Nitric oxide synthase 3 (NOS3) eluting polyvinyl alcohol-based hydrogels have a large potential in medical applications and device coatings. NOS3 promotes nitric oxide and nitrate production and can effectively be delivered using insect cell viruses, termed baculoviruses. Nitric oxide is known for regulating cell proliferation, promoting blood vessel vasodilation, and inhibiting bacterial growth. The polyvinyl alcohol (PVA)-based hydrogels investigated here sustained baculovirus elution from five to 25 days, depending on the hydrogel composition. The quantity of viable baculovirus loaded significantly declined with each freeze-thaw from one to four (15.3 +/- 2.9% vs. 0.9 +/- 0.5%, respectively). The addition of gelatin to the hydrogels protected baculovirus viability during the freeze-thaw cycles, resulting in a loading capacity of 94.6 +/- 1.2% with sustained elution over 23 days. Adding chitosan, PEG-8000, and gelatin to the hydrogels altered the properties of the hydrogel, including swelling, blood coagulation, and antimicrobial effects, beneficial for different therapeutic applications.
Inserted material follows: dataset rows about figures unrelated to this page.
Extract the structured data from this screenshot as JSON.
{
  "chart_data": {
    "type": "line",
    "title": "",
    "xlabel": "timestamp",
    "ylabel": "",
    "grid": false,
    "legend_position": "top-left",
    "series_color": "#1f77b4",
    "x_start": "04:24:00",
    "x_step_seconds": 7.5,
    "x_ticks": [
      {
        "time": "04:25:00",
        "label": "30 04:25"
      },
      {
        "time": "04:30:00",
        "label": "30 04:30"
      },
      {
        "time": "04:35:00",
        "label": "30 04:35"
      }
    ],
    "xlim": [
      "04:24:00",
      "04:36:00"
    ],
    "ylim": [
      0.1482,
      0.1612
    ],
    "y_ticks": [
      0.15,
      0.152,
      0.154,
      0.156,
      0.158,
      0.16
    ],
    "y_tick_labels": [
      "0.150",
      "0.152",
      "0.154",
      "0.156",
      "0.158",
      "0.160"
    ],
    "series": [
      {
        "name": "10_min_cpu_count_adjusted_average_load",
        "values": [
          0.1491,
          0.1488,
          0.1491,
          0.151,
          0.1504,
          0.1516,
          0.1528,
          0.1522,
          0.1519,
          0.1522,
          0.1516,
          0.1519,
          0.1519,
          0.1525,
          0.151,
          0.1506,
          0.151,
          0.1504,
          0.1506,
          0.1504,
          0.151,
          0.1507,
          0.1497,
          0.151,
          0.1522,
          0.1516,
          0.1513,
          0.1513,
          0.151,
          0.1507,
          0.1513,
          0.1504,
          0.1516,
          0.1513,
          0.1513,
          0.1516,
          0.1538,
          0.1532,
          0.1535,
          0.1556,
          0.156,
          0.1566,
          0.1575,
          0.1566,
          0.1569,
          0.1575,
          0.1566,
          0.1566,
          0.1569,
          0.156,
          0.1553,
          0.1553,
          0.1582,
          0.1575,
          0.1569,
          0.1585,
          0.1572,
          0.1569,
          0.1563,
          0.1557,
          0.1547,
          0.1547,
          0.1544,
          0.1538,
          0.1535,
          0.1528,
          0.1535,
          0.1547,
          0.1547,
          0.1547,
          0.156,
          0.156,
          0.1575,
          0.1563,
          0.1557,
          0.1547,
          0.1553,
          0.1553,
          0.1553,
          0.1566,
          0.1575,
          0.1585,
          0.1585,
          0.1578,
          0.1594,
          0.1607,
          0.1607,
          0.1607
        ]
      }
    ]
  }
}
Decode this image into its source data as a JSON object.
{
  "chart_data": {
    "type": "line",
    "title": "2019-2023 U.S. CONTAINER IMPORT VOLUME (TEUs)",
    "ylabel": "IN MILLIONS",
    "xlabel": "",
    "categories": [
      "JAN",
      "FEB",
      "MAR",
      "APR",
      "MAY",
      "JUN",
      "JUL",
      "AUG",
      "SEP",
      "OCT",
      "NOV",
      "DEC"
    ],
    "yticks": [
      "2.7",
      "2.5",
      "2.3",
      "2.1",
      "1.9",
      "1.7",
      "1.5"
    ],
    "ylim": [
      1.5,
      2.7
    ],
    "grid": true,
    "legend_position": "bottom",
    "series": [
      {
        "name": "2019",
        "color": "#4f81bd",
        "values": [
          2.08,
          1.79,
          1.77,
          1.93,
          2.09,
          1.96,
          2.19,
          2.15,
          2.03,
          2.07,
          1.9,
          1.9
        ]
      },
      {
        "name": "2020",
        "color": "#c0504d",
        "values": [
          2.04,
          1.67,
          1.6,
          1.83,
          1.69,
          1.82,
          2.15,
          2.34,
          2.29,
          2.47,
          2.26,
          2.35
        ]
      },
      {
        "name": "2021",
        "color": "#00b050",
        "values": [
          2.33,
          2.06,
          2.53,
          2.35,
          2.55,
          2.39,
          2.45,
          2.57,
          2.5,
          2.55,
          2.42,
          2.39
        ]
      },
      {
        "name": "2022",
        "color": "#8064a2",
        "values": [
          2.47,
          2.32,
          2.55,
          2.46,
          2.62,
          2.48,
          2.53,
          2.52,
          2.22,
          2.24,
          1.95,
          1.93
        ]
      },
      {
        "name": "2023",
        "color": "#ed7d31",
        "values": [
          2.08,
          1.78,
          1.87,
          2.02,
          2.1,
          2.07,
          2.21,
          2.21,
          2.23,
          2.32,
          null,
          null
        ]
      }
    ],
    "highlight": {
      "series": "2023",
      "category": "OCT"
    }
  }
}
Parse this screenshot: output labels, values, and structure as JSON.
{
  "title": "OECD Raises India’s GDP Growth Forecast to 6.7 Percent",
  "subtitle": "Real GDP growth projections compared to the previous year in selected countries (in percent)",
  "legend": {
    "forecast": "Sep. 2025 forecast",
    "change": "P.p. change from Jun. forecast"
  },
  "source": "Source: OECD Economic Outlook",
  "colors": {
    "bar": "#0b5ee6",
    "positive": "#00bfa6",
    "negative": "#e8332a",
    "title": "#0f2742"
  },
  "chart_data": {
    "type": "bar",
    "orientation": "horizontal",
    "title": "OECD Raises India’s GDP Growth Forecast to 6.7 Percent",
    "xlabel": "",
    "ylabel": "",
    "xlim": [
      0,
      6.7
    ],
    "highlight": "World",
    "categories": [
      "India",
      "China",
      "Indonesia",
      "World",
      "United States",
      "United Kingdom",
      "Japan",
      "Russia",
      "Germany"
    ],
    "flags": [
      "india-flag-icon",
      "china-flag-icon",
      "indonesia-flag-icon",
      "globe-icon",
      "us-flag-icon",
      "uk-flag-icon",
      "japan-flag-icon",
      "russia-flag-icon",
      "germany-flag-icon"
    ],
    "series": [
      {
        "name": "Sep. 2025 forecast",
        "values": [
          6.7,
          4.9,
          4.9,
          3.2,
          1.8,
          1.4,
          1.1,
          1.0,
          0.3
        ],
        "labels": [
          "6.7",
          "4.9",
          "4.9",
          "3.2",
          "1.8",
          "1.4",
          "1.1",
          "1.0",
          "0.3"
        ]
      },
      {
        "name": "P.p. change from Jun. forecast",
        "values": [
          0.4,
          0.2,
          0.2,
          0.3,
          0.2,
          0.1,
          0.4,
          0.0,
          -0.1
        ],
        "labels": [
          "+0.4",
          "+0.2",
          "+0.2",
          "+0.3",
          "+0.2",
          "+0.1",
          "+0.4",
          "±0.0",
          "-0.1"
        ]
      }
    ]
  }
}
Passive absorption of the baculovirus into PVA hydrogels exhibited the highest baculovirus loading (96.4 +/- 0.6%) with elution over 25 days. The baculovirus-eluting hydrogels were hemocompatible and non-cytotoxic, with no cell proliferation or viability reduction after incubation. This PVA delivery system provides a method for high loading and sustained release of baculoviruses, sustaining nitric oxide gene delivery. This proof of concept has clinical applications as a medical device or stent coating by delivering therapeutic genes, improving blood compatibility, preventing thrombosis, and preventing infection.

Automated summary

This study investigates the release of nitric oxide synthase 3 (NOS3) using polyvinyl alcohol-based hydrogels, with a focus on the effects of different compositions on the hydrogel properties. Gelatin is found to protect the viability of the loaded baculovirus, while the addition of chitosan, PEG-8000, and gelatin alters the properties of the hydrogel for different therapeutic applications. Passive absorption of the baculovirus into the hydrogel exhibits the highest loading capacity. Overall, this PVA delivery system demonstrates its potential for high loading and sustained release of baculoviruses, with various clinical applications.